Optimal randomizer efficiency in the bounded-storage model

In the bounded-storage model for information-theoretically secure encryption and key-agreement one can prove the security of a cipher based on the sole assumption that the adversary's storage capacity is bounded, say by s bits, even if her computational power is unlimited. Assume that a random t-bit string R is either publicly available (e.g., the signal of a deep-space radio source) or broadcast by one of the legitimate parties. If s < t, the adversary can store only partial information about R. The legitimate sender Alice and receiver Bob, sharing a short secret key K initially, can therefore potentially generate a very long n-bit one-time pad X with n ≫ |K| about which the adversary has essentially no information.
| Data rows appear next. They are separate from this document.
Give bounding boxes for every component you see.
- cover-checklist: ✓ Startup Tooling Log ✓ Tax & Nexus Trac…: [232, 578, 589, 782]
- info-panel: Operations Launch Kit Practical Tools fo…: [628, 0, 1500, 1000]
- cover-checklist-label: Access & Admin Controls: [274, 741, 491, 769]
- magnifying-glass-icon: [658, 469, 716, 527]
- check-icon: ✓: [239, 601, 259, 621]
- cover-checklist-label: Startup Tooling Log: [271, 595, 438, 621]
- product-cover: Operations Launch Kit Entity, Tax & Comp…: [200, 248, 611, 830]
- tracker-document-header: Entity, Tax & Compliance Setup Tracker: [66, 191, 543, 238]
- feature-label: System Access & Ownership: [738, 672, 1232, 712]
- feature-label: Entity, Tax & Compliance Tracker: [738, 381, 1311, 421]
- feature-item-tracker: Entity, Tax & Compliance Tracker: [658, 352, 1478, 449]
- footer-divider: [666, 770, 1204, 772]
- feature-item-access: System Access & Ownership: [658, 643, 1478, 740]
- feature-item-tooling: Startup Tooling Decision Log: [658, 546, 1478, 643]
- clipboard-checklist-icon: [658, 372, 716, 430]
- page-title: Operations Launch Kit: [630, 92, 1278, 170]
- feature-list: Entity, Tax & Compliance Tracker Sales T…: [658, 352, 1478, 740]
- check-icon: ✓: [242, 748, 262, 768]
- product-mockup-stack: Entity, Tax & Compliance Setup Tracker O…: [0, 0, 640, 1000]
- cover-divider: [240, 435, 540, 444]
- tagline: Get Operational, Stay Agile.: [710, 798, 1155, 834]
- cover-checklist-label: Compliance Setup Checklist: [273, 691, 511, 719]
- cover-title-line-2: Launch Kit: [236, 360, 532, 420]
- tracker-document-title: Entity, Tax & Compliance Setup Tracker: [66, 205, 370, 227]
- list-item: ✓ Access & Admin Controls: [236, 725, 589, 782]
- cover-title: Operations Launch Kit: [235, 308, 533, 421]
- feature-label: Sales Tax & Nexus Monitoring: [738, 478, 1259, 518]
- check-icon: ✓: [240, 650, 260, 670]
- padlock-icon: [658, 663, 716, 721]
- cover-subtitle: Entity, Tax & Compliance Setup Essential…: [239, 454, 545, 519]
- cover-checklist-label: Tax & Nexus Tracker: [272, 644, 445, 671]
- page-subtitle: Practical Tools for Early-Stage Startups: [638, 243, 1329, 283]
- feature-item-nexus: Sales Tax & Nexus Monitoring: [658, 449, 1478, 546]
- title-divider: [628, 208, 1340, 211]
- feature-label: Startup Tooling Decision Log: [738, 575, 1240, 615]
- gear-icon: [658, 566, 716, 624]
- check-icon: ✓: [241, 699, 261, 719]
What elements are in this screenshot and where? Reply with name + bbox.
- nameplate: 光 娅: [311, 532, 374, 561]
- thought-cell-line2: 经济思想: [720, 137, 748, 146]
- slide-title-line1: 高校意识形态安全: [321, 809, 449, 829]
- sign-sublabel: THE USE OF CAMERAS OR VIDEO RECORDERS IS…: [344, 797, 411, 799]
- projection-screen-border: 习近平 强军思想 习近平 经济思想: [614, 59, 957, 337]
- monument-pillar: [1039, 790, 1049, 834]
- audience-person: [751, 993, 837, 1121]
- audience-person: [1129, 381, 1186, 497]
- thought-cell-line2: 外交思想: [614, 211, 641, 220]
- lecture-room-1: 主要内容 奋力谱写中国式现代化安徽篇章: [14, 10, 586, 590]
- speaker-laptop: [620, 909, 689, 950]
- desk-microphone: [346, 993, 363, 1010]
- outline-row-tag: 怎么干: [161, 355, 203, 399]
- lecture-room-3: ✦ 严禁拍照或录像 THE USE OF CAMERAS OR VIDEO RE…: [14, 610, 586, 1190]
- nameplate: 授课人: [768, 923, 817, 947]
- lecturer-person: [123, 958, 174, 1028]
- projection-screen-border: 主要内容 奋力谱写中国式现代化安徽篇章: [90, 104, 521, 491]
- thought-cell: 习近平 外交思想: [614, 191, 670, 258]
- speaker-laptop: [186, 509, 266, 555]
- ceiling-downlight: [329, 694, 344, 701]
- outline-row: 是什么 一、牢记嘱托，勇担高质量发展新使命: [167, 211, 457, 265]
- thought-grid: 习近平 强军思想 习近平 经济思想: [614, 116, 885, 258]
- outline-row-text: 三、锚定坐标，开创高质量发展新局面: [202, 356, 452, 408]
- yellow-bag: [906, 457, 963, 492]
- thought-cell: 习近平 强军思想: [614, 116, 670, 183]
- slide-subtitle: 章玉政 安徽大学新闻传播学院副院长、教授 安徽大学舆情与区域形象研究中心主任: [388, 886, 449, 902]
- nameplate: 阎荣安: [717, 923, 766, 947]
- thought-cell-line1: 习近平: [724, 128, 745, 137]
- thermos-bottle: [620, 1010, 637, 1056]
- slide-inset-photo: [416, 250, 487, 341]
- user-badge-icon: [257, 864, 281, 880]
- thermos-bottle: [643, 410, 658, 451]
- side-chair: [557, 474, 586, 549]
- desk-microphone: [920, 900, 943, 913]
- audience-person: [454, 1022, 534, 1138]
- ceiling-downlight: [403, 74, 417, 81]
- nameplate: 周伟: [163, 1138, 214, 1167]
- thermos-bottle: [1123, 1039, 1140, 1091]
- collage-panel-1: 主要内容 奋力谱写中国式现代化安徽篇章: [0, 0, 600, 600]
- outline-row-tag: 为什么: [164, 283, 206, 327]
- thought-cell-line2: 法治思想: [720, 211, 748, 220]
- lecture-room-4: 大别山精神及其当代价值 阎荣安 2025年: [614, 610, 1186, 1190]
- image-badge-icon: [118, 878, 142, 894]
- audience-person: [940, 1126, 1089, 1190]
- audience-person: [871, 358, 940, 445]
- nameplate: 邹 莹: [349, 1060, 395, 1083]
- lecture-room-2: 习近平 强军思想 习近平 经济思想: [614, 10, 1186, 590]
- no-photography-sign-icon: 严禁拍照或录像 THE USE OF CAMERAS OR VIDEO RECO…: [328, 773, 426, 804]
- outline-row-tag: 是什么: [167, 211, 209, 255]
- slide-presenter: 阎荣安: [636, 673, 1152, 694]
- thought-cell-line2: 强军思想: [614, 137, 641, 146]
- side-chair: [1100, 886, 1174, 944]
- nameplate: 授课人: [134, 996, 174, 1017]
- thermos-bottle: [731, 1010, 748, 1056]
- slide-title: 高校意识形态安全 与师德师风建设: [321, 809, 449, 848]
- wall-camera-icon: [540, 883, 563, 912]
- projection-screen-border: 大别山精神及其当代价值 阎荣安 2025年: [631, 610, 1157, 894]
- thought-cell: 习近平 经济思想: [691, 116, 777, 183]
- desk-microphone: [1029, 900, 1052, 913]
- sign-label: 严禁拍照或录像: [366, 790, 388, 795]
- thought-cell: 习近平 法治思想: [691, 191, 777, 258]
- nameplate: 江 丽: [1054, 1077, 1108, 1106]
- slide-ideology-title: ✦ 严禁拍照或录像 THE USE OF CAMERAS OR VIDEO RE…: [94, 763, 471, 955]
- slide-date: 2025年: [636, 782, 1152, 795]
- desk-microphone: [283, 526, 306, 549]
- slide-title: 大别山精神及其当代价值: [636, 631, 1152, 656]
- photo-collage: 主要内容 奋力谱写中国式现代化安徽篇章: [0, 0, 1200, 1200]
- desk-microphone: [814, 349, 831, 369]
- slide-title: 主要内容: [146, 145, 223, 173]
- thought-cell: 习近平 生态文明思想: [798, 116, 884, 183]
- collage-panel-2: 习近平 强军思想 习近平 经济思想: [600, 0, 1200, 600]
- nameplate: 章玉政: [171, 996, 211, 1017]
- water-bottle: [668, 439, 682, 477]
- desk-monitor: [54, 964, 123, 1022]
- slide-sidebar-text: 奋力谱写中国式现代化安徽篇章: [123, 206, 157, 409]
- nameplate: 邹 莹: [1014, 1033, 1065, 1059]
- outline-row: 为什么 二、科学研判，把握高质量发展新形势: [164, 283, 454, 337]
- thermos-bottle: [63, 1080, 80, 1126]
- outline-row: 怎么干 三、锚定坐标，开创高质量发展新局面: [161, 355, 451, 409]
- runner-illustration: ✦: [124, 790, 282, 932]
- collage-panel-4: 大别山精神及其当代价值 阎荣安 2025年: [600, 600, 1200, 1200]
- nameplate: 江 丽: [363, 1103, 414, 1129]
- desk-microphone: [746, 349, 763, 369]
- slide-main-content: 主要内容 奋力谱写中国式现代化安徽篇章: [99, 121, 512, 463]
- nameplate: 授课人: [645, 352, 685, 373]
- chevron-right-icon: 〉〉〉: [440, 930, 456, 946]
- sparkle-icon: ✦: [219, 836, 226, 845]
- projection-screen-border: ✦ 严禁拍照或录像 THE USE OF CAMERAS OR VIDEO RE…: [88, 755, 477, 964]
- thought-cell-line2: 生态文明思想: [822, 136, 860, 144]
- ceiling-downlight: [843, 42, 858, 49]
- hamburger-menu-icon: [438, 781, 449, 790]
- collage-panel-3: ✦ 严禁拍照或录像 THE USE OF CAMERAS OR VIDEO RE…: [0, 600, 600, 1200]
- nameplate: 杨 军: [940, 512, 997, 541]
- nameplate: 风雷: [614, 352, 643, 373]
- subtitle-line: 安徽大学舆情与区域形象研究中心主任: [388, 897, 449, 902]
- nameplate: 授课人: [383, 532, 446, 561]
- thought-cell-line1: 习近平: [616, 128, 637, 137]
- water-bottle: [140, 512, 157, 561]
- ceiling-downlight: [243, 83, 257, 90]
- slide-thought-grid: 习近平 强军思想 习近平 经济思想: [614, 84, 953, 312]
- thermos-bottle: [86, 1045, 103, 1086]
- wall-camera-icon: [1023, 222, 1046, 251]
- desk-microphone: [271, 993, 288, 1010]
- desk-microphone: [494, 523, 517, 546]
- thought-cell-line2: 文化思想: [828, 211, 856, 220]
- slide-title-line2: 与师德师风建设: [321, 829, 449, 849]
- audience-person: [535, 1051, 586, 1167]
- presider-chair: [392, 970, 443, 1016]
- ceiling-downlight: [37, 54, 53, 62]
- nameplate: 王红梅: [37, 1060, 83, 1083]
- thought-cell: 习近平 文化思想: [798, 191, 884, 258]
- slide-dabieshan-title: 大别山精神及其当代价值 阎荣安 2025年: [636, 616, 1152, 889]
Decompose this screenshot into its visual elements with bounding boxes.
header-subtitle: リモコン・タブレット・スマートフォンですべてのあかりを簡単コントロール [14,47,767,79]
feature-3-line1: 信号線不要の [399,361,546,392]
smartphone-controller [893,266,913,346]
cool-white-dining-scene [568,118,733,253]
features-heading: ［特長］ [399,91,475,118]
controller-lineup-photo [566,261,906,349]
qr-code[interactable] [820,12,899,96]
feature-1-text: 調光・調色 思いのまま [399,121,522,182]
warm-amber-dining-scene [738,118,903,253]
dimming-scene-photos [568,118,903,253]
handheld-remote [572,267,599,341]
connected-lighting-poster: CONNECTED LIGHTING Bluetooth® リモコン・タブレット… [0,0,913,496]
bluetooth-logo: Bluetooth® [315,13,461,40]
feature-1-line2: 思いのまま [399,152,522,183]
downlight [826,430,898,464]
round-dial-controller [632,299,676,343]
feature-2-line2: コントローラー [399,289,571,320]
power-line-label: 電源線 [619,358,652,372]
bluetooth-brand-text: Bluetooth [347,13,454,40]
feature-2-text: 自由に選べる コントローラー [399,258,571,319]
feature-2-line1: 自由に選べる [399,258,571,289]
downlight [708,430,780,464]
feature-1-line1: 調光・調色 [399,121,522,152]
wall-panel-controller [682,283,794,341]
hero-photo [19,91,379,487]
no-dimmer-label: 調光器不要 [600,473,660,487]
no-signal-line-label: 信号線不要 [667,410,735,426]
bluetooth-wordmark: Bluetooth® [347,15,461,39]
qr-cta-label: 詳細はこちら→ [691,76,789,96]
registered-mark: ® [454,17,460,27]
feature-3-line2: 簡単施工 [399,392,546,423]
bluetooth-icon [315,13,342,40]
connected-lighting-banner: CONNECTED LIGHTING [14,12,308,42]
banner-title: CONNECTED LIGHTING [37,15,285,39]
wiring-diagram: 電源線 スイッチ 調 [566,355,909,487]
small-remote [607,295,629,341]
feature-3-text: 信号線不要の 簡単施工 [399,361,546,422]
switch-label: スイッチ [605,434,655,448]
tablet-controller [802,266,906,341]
All previous results in the bounded-storage model were partial or far from optimal, for one of the following reasons: either the secret key K had to be longer than the derived one-time pad (n < |K|),or t had to be extremely large (t > ns), or the adversary was assumed to be able to store only s actual bits of R rather than arbitrary s bits of information about R, or the adversary received a non-negligible amount of information about X. In this paper we prove the first non-restricted security result in the bounded-storage model: K is short, X is very long, and t needs to be only moderately larger than s + n. In fact, s/t can be arbitrarily close to 1 and hence the storage bound is essentially optimal. The security can be proved also if R is not uniformly random, provided that the min-entropy of R is sufficiently greater than s.